Thomas F. Rehring, MD, University of Colorado Health Sciences Center, Department of Vascular Surgery, Colorado Permanente Medical Group, Denver, CO;
Purpose: Our group and others have previously established that patients with peripheral artery disease (PAD) are significantly undertreated with respect to overall cardiovascular risk factor management despite national guidelines to the contrary. In an effort to maximize risk factor control in our patients with PAD, we established a pharmacist-managed, physician-monitored algorithmic approach to the outpatient management of lipids in patients with PAD. The purpose of this study was to determine the effect of this service on lipid screening and control in patients with PAD.
Methods: We analyzed the records of patients treated at a regional health maintenance organization serving approximately 400,000 members. An electronic medical record provided full examination, laboratory, and pharmacy data for all patients. Pharmacy data was analyzed to determine prescriptions for lipid lowering agents. Lipid control was assessed through fasting lipid data. Patients with validated PAD and the absence of clinical coronary artery disease (CAD) were offered the service between May 2003 and September 2004 and followed for a minimum of 6 months.

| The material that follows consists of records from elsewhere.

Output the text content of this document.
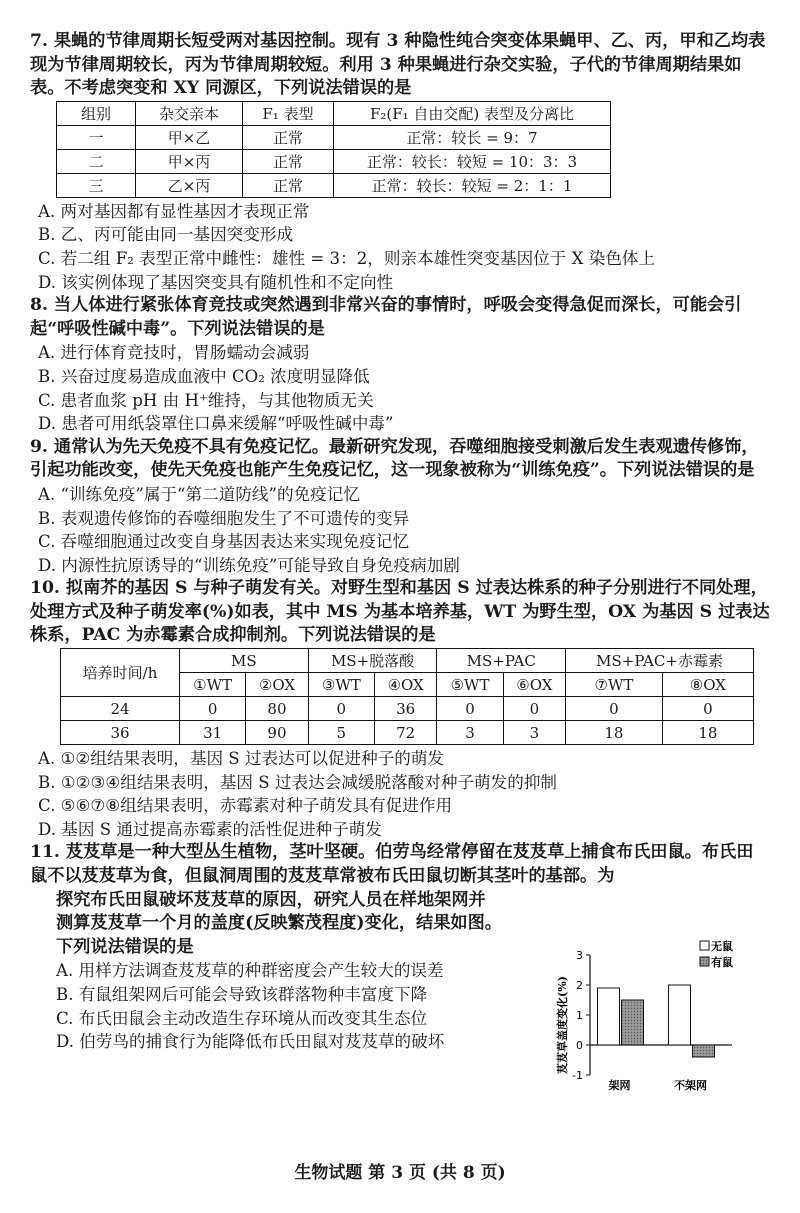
7. 果蝇的节律周期长短受两对基因控制。现有 3 种隐性纯合突变体果蝇甲、乙、丙，甲和乙均表现为节律周期较长，丙为节律周期较短。利用 3 种果蝇进行杂交实验，子代的节律周期结果如表。不考虑突变和 XY 同源区，下列说法错误的是

组别	杂交亲本	F₁ 表型	F₂(F₁ 自由交配) 表型及分离比
一	甲×乙	正常	正常：较长 = 9：7
二	甲×丙	正常	正常：较长：较短 = 10：3：3
三	乙×丙	正常	正常：较长：较短 = 2：1：1

A. 两对基因都有显性基因才表现正常

B. 乙、丙可能由同一基因突变形成

C. 若二组 F₂ 表型正常中雌性：雄性 = 3：2，则亲本雄性突变基因位于 X 染色体上

D. 该实例体现了基因突变具有随机性和不定向性

8. 当人体进行紧张体育竞技或突然遇到非常兴奋的事情时，呼吸会变得急促而深长，可能会引起“呼吸性碱中毒”。下列说法错误的是

A. 进行体育竞技时，胃肠蠕动会减弱

B. 兴奋过度易造成血液中 CO₂ 浓度明显降低

C. 患者血浆 pH 由 H⁺维持，与其他物质无关

D. 患者可用纸袋罩住口鼻来缓解“呼吸性碱中毒”

9. 通常认为先天免疫不具有免疫记忆。最新研究发现，吞噬细胞接受刺激后发生表观遗传修饰，引起功能改变，使先天免疫也能产生免疫记忆，这一现象被称为“训练免疫”。下列说法错误的是

A. “训练免疫”属于“第二道防线”的免疫记忆

B. 表观遗传修饰的吞噬细胞发生了不可遗传的变异

C. 吞噬细胞通过改变自身基因表达来实现免疫记忆

D. 内源性抗原诱导的“训练免疫”可能导致自身免疫病加剧

10. 拟南芥的基因 S 与种子萌发有关。对野生型和基因 S 过表达株系的种子分别进行不同处理，处理方式及种子萌发率(%)如表，其中 MS 为基本培养基，WT 为野生型，OX 为基因 S 过表达株系，PAC 为赤霉素合成抑制剂。下列说法错误的是

培养时间/h	MS		MS+脱落酸		MS+PAC		MS+PAC+赤霉素	
	①WT	②OX	③WT	④OX	⑤WT	⑥OX	⑦WT	⑧OX
24	0	80	0	36	0	0	0	0
36	31	90	5	72	3	3	18	18

A. ①②组结果表明，基因 S 过表达可以促进种子的萌发

B. ①②③④组结果表明，基因 S 过表达会减缓脱落酸对种子萌发的抑制

C. ⑤⑥⑦⑧组结果表明，赤霉素对种子萌发具有促进作用

D. 基因 S 通过提高赤霉素的活性促进种子萌发

11. 芨芨草是一种大型丛生植物，茎叶坚硬。伯劳鸟经常停留在芨芨草上捕食布氏田鼠。布氏田鼠不以芨芨草为食，但鼠洞周围的芨芨草常被布氏田鼠切断其茎叶的基部。为

探究布氏田鼠破坏芨芨草的原因，研究人员在样地架网并

测算芨芨草一个月的盖度(反映繁茂程度)变化，结果如图。

下列说法错误的是

A. 用样方法调查芨芨草的种群密度会产生较大的误差

B. 有鼠组架网后可能会导致该群落物种丰富度下降

C. 布氏田鼠会主动改造生存环境从而改变其生态位

D. 伯劳鸟的捕食行为能降低布氏田鼠对芨芨草的破坏

3
2
1
0
-1
芨芨草盖度变化(%)
架网	不架网
无鼠
有鼠
生物试题 第 3 页 (共 8 页)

Results: We administratively identified 5159 active patients with a diagnosis of PAD. Of these, 1075 could be validated with a noninvasive arterial study. The exclusion of 384 patients with a diagnosis of CAD resulted in a cohort of 691 patients. Of these, 90 randomly selected patients were enrolled in the lipid service (study group) and 601 received standard care. Mean follow-up was 15.2 months. Screening fasting lipid profiles were found in 95.6% (86/90) of patients in the study group and only 66.9% (402/601) of the standard care patients (P <. 001). LDL control was improved in the pharmacist-managed group with 79.1% (68/86) achieving an LDL of < 100 mg/dL in comparison to the standard care group (54.7%, 220/402, P < .001). An LDL value of over 130 mg/dL was noted in 1.2% and 13.9% (56/402) in the treatment and control groups respectively (P = .002). Statin usage was present in 51.9% (312/601) of the control group patients and 84.4% (76/90) of the pharmacist-managed group (P < .001).
Conclusions: Despite national consensus of PAD as a CAD equivalent, patients are currently undertreated with regard to atherosclerotic risk factor modification. Initiation of a pharmacist-managed, physician-monitored lipid service provides improved compliance with national guidelines.